工藤新一倒没多想,他觉得雪上诗花肯定知道答案,问他说不定是把他当小孩子提点。虽然他本来也才11岁,工藤新一却不喜欢被当小孩子看待,努力用成熟的语气回答:“那边的花盆泥土里,有烧焦的塑料。还有鱼缸碎裂了。”
“就是那个!”不等雪上诗花搭话,本间诚一冲了过来,胸有成竹地道,“我说过了,他是自杀,他是想嫁祸我!玻璃碎片就是凶器,你们没看过推理小说吗?里面都是这样写的,打碎玻璃杀人……自杀,少了一片玻璃,也不会被发现。”
“呃,鱼缸碎裂的程度,没你说得那么严重。”工藤新一愣了一下,挠了挠头补充,“我已经把鱼缸拼上了,没有差玻璃。”
本间诚一:“……”
“搞懂作案手法了吗?”莲见响走了过来,视线落在了雪上诗花的身上,“需不需要我帮忙?”
雪上姐和莲见警官认识?
工藤新一敏锐地注
意到了这一点。
“差不多。”雪上诗花点了点头,望向一脸仓皇的本间诚一,鼓励地道,“根据新一君的证词,当时除了本间诚一先生和被害人,没有其他人进过这个房间,倘若不论你用花瓶敲打被害人的头部破坏他的长相,是为了掩盖什么。你犯的可能是侮辱罪,要不要先承认这个?接下来我们才有得谈论。
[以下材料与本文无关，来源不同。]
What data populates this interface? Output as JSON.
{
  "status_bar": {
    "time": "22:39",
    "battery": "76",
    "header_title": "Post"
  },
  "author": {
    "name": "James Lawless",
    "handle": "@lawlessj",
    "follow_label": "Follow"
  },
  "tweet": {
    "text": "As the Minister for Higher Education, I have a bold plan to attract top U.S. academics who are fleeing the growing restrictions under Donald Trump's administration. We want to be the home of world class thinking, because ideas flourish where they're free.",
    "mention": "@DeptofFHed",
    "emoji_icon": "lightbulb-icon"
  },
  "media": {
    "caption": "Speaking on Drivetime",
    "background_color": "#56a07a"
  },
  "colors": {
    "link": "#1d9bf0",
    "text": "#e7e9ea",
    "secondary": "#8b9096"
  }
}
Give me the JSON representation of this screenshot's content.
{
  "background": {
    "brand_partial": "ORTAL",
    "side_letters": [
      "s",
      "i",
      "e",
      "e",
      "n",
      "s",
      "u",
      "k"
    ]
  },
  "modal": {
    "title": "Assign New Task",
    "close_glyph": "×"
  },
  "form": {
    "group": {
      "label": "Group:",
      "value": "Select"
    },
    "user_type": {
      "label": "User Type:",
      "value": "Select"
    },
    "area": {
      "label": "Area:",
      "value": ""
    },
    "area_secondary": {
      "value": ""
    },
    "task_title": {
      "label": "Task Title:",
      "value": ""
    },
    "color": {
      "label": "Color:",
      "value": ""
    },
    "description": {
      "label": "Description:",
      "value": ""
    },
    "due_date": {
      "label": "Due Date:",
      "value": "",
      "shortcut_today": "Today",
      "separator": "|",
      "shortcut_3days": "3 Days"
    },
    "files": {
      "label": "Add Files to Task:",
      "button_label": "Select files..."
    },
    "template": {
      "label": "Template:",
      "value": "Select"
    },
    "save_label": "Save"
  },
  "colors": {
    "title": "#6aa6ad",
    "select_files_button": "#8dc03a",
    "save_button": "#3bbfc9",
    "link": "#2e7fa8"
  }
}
”
工藤新一亲眼看到了凶手下手的一幕,所以尽管他直觉哪里不太对劲,还有没说通的地方,但没否定雪上诗花的推理。
“原来如此,”莲见响倒是发现什么地应了声,转而问,“你进门的时候,他已经死了,没错吧?”
本间诚一面露迟疑,侮辱尸体的罪名,显然比杀人小得多。现在侦探和警察都站在他这边,他纠结了半天,还是没有卸下心防,坦然交代。
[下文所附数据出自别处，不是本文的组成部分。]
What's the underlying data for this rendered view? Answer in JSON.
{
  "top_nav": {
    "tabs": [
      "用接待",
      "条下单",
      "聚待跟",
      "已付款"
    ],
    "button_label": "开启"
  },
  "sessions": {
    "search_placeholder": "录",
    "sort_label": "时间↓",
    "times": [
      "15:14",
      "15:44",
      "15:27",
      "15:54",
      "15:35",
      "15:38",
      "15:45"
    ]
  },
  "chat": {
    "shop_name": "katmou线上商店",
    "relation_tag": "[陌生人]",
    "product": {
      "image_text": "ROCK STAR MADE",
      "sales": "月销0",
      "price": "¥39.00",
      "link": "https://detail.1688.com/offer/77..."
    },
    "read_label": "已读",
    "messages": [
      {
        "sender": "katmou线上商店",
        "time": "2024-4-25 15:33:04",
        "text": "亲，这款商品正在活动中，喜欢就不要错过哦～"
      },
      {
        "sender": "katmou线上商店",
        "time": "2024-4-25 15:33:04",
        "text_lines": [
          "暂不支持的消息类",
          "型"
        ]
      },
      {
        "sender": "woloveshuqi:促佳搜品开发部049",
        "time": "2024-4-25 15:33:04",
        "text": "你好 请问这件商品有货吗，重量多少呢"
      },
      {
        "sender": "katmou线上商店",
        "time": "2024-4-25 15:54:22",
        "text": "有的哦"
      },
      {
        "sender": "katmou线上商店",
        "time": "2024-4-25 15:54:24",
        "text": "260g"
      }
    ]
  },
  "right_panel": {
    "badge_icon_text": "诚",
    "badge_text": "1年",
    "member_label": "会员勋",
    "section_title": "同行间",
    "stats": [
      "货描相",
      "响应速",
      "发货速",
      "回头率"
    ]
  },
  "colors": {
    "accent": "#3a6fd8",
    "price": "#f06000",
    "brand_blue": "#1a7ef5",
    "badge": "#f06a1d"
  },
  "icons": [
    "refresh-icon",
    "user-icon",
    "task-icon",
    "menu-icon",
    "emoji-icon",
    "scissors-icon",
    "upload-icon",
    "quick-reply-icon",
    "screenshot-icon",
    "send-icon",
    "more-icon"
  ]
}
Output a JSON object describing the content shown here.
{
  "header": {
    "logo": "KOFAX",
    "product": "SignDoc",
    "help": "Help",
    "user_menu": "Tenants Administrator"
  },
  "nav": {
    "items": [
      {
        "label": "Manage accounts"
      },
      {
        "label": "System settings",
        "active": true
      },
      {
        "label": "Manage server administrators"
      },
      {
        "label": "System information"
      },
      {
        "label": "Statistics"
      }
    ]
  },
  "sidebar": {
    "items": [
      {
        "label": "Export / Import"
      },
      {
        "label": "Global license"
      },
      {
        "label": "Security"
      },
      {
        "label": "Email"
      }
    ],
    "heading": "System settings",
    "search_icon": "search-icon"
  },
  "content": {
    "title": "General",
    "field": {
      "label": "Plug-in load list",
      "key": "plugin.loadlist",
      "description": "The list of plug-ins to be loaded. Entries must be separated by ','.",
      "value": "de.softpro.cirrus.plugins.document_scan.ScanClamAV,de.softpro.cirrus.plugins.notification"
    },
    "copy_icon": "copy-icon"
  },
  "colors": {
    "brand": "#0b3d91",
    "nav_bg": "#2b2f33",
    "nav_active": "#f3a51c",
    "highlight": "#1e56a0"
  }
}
雪上诗花慢慢加码:“鱼缸是被害人自己打破的,我猜想你进门的时候,看见的就是被害人一身是血的坐在轮椅上,你本来想离开的,想到一件事,拿起花瓶,砸向了他的头。”
“不是,我……”
“啊咧咧,”工藤新一突然用小孩子的语气,天真地道,“诚一叔叔那个时候只是想破坏尸体,不是在杀人啊,是我看错了吗?”
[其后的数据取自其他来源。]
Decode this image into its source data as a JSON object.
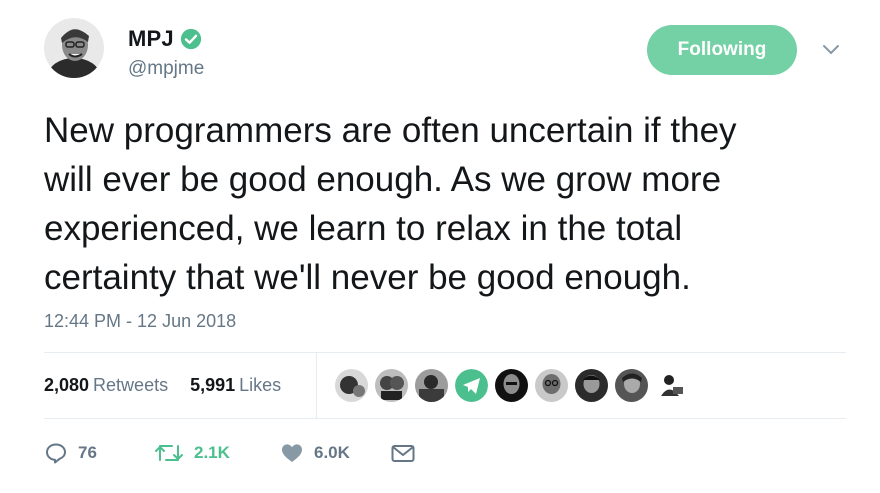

“当然了!小鬼,我怎么会蠢到在酒店里……”本间诚一说到一半感觉自己的话会产生歧义,顿了几秒,才单手捂住脸,妥协地承认,“我砸他的脸,单纯是我憎恨弟弟的那张脸。你们或多或少也听过,本间财团的次子,是个不折不扣的人渣吧!泰志以前在学校的时候,就经常给我添麻烦,今天这么重要的酒会,也来添乱,我没忍住,就用花瓶砸了他,但我确定,我砸他之前,他已经死了!我一身是血地坐在轮椅上,我还摸了他的脉搏!”
本间诚一瞪着他们,急切地为自己辩解。
他的解释十分牵强,就算憎恨兄弟,普通人也不会无聊到,在对方已经死后,还要鞭尸。就算如此,一般也是暴怒下的激情行为,本间诚一却冷静到摸了被害人的脉搏,确认对方已经死去,才下手。
然而无论如何,侮辱罪的刑期远低于杀人,再找律师运作一下,花钱贿赂下法官,就能解决。